MECHANISMS OF CARBON-CARBON LYASES AND KYNURENINASE

碳-碳裂解酶和犬尿氨酸酶的机制

• 批准号: 2181502
• 负责人: ROBERT STEPHEN PHILLIPS
• 金额: $ 11.98万
• 依托单位: UNIVERSITY OF GEORGIA
• 依托单位国家: 美国
• 财政年份: 1989
• 资助国家: 美国
• 起止时间: 1989-09-01 至 1995-03-31
• 项目状态: 已结题
• 来源: https://reporter.nih.gov/project-details/2181502
• 关键词: acid base balance; acidity /alkalinity; alanine; aminoacid metabolism; carbon carbon lyase; carboxylation; catalyst; chemical structure function; chemical synthesis; electrolyte balance; enzyme mechanism; molecular pathology; phenols; protein sequence; pyridoxal phosphate; racemization; thermodynamics; tryptophanase; tyrosine analog

Enzymes containing the cofactor, pyridoxal phosphate, are ubiquitous in biology, performing essential functions in the metabolism of amino acids and amines. These enzymes catalyze a wide variety of reactions, including transaminations, racemizations, alpha- and beta-decarboxylations, retro-Aldol cleavages, beta- and gamma-eliminations and substitutions. The goal of our research is to understand, at the molecular level, the mechanisms of three of these enzymes, tryptophan indole-lyase, tyrosine phenol-lyase, and kynureninase. These enzymes catalyze unusual elimination reactions with carbon leaving groups, and thus require chemical steps involving the leaving groups in order for the reactions to proceed. We will synthesize and evaluate novel mechanism-based inhibitors and suicide substrates for these enzymes. In addition, we will prepare and examine a series of aza-analogues of substrates for tryptophan indole-lyase and tyrosine phenol-lyase. We will demonstrate the reversibility of the reaction of kynureninase using aryl esters to catalyze Claisen-type condensations with L-alanine. We will perform both steady-state and stopped-flow kinetic studies with these enzymes. For kynureninase, we will evaluate pH dependencies and isotope effects on the steady-state kinetics to evaluate the role of general acid/base catalysis. We will also examine in detail the effects of monovalent cations on the steady-state and pre-steady-state kinetic parameters for tryptophan indole-lyase and tyrosine phenol-lyase. These data will provide important information about the details of the enzymatic reaction mechanisms. We will clone and sequence the gene coding for tyrosine phenol-lyase from Citrobacter freundii. Then we will be able to determine the homology of tyrosine phenol-lyase with tryptophan indole-lyase. This will allow us to determine the evolutionary relationships between the enzymes with respect to structure, mechanism and regulation. Also, we will prepare mutants of tryptophan indole-lyase by sitedirected mutagenesis. These studies will allow us to evaluate the structural and catalytic roles of specific amino acid residues.

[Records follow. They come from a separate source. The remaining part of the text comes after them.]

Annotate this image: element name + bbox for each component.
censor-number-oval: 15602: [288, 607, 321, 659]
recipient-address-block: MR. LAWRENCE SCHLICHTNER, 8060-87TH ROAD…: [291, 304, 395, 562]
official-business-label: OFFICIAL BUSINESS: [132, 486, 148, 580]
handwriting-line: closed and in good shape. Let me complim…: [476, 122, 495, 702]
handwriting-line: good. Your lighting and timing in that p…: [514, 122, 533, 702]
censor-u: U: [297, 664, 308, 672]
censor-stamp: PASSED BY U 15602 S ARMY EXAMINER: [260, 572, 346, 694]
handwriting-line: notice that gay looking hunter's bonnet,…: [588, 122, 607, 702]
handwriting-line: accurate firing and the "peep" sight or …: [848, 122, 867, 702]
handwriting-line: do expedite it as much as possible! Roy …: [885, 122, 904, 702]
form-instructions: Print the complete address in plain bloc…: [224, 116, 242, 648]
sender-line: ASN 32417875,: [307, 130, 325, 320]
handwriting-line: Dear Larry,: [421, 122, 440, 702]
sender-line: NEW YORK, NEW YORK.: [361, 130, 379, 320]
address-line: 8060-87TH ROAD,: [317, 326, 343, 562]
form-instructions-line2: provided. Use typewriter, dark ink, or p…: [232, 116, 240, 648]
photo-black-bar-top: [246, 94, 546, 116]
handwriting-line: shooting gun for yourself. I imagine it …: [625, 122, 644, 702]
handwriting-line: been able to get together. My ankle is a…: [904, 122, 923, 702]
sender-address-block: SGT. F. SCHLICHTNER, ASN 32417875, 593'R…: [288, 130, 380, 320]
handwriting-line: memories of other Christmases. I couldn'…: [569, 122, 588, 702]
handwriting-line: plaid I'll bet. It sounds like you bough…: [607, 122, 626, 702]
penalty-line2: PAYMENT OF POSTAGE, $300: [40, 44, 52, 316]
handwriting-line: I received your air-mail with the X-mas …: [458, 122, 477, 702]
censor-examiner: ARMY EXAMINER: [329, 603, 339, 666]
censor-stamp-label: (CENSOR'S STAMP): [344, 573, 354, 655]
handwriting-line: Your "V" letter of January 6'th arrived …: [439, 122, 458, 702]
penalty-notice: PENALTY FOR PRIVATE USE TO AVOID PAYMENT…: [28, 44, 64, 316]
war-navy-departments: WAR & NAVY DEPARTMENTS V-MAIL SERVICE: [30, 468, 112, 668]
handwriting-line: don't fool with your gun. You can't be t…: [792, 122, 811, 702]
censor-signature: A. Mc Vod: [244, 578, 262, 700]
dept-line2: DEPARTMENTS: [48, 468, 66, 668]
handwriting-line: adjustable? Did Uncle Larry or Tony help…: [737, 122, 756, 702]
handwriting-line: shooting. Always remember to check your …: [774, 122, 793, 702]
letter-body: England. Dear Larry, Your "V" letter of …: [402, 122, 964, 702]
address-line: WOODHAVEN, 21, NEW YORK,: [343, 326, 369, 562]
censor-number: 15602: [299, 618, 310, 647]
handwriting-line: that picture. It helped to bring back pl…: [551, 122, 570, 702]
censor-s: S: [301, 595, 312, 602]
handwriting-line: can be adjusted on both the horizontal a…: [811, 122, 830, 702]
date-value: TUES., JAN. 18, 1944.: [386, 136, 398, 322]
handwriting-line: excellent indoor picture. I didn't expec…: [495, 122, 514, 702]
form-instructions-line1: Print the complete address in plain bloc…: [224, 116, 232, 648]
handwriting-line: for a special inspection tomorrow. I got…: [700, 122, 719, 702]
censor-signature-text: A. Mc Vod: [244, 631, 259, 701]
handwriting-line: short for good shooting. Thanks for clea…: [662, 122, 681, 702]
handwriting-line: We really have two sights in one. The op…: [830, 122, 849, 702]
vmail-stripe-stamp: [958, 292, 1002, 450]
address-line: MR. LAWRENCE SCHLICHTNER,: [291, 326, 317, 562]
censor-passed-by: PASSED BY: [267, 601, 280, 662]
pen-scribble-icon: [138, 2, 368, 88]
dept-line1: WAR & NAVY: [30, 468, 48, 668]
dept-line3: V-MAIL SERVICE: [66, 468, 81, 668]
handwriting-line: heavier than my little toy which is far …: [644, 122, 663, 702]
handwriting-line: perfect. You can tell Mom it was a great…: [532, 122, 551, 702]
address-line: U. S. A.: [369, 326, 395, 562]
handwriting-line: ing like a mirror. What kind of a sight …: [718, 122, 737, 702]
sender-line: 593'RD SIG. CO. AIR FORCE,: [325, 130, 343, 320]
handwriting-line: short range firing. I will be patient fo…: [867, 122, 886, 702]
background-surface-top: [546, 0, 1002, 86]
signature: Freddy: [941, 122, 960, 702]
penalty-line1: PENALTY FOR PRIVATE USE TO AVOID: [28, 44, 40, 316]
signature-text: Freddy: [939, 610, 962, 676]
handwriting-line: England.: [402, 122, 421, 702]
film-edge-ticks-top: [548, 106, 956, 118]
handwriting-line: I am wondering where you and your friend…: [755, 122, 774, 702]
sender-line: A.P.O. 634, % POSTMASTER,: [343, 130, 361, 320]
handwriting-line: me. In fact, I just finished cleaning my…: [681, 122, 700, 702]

含有辅助因子吡啶多毒素的酶无处不在 生物学，在氨基酸的代谢中执行基本功能 和胺。这些酶催化了多种反应，包括 跨性别，种族化，α-和β-羧基化， 复古 - 醛固醇的切割，β-和γ-释放和取代。这 我们研究的目标是在分子水平上了解 这些酶的三种机制，色氨酸吲哚 - 酪氨酸 苯酚 - 乙醇酶和kynureninase。这些酶催化了异常消除 与碳离开组的反应，因此需要化学步骤 涉及离开小组以进行反应。 我们将合成并评估新型基于机制的抑制剂，并 这些酶的自杀底物。此外，我们将准备并 检查色氨酸吲哚 - 赖斯赖斯的一系列AZA-ANALOGUE 和酪氨酸酚酶。我们将证明 Kynureninase的反应使用芳基酯催化Claisen型 L-丙氨酸的凝结。 我们将通过 这些酶。对于Kynureninase，我们将评估pH依赖性和 同位素对稳态动力学的影响，以评估 一般酸/碱催化。我们还将详细研究 在稳态和稳态的动力学上的单价阳离子 色氨酸吲哚 - 乙醇酶和酪氨酸酚酶的参数。这些 数据将提供有关酶促细节的重要信息 反应机制。 我们将克隆并对编码酪氨酸酚 - lyase的基因进行测序 柠檬酸菌Freundii。然后，我们将能够确定 带有色氨酸吲哚酶的酪氨酸酚酶。这将使我们能够 确定酶之间的进化关系 结构，机制和调节。另外，我们将准备 色氨酸吲哚 - 通过置换诱变。这些研究会 允许我们评估特定氨基的结构和催化作用 酸残基。